Yoga im Altenheim

Mit zunehmendem Alter steigt das Risiko zu stürzen und dabei einen Knochenbruch zu erleiden. Je älter der Mensch wird, umso schneller baut die Muskulatur ab, die Zellstruktur der Knochen wird schwächer (Osteoporose) und auch der Gleichgewichtssinn nimmt ab. Doch durch Bewegung können Senioren gegensteuern. In vielen Altenheimen gibt es zahlreiche Freizeitangebote – von Yoga über Gymnastik bis Qigong.
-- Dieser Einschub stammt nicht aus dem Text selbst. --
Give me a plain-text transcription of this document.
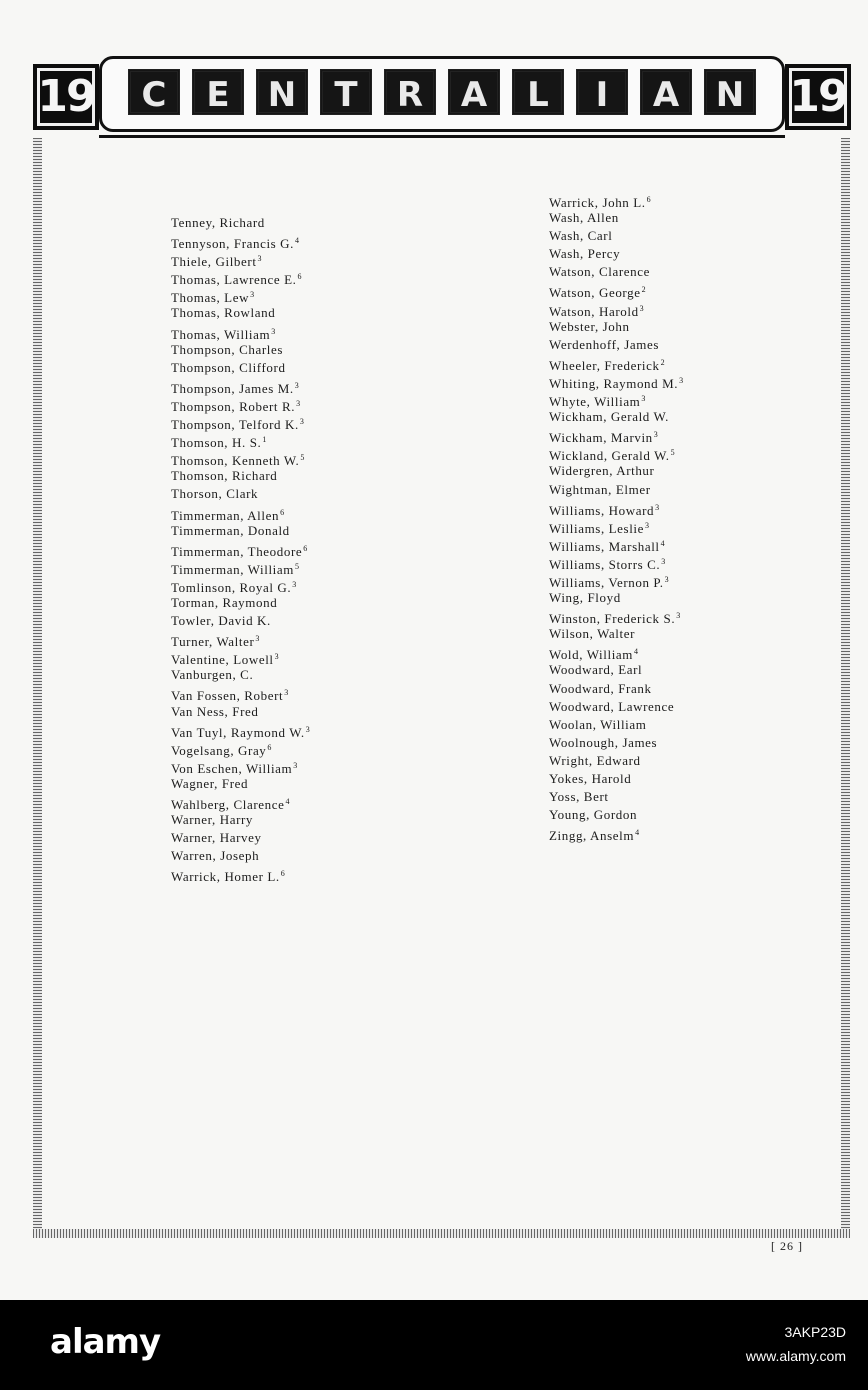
19	C	E	N	T	R	A	L	I	A	N 19
Tenney, Richard
Tennyson, Francis G.$^4$
Thiele, Gilbert$^3$
Thomas, Lawrence E.$^6$
Thomas, Lew$^3$
Thomas, Rowland
Thomas, William$^3$
Thompson, Charles
Thompson, Clifford
Thompson, James M.$^3$
Thompson, Robert R.$^3$
Thompson, Telford K.$^3$
Thomson, H. S.$^1$
Thomson, Kenneth W.$^5$
Thomson, Richard
Thorson, Clark
Timmerman, Allen$^6$
Timmerman, Donald
Timmerman, Theodore$^6$
Timmerman, William$^5$
Tomlinson, Royal G.$^3$
Torman, Raymond
Towler, David K.
Turner, Walter$^3$
Valentine, Lowell$^3$
Vanburgen, C.
Van Fossen, Robert$^3$
Van Ness, Fred
Van Tuyl, Raymond W.$^3$
Vogelsang, Gray$^6$
Von Eschen, William$^3$
Wagner, Fred
Wahlberg, Clarence$^4$
Warner, Harry
Warner, Harvey
Warren, Joseph
Warrick, Homer L.$^6$
Warrick, John L.$^6$
Wash, Allen
Wash, Carl
Wash, Percy
Watson, Clarence
Watson, George$^2$
Watson, Harold$^3$
Webster, John
Werdenhoff, James
Wheeler, Frederick$^2$
Whiting, Raymond M.$^3$
Whyte, William$^3$
Wickham, Gerald W.
Wickham, Marvin$^3$
Wickland, Gerald W.$^5$
Widergren, Arthur
Wightman, Elmer
Williams, Howard$^3$
Williams, Leslie$^3$
Williams, Marshall$^4$
Williams, Storrs C.$^3$
Williams, Vernon P.$^3$
Wing, Floyd
Winston, Frederick S.$^3$
Wilson, Walter
Wold, William$^4$
Woodward, Earl
Woodward, Frank
Woodward, Lawrence
Woolan, William
Woolnough, James
Wright, Edward
Yokes, Harold
Yoss, Bert
Young, Gordon
Zingg, Anselm$^4$
[ 26 ]
alamy	3AKP23D
www.alamy.com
Regelmäßige und moderate Bewegung ist die beste Vorbeugung, um beweglich zu bleiben.

Kerstin Steinhardt zeigt Regina Immig eine Seitwärtsbewegung, die den Oberkörper und die Rumpfmuskulatur dehnt.

Regina Immig ist vor knapp drei Jahren in eine Seniorenwohnung im Hospital zum Heiligen Geist (Hamburg-Poppenbüttel) gezogen, nachdem ihr Mann 2014 gestorben war. Heute freut sich die 85-Jährige, dass sie von Heimfeld in die nähere Umgebung ihrer drei Söhne gezogen ist, die im Norden und Osten Hamburgs leben. „Regelmäßige Bewegung ist für mich ganz besonders wichtig“, betont Frau Immig. „Nach einer Stunde Yoga fühle ich mich erholt und frei von Verspannungen, darüber hinaus fördern die Übungen meine innere Ruhe“, sagt sie.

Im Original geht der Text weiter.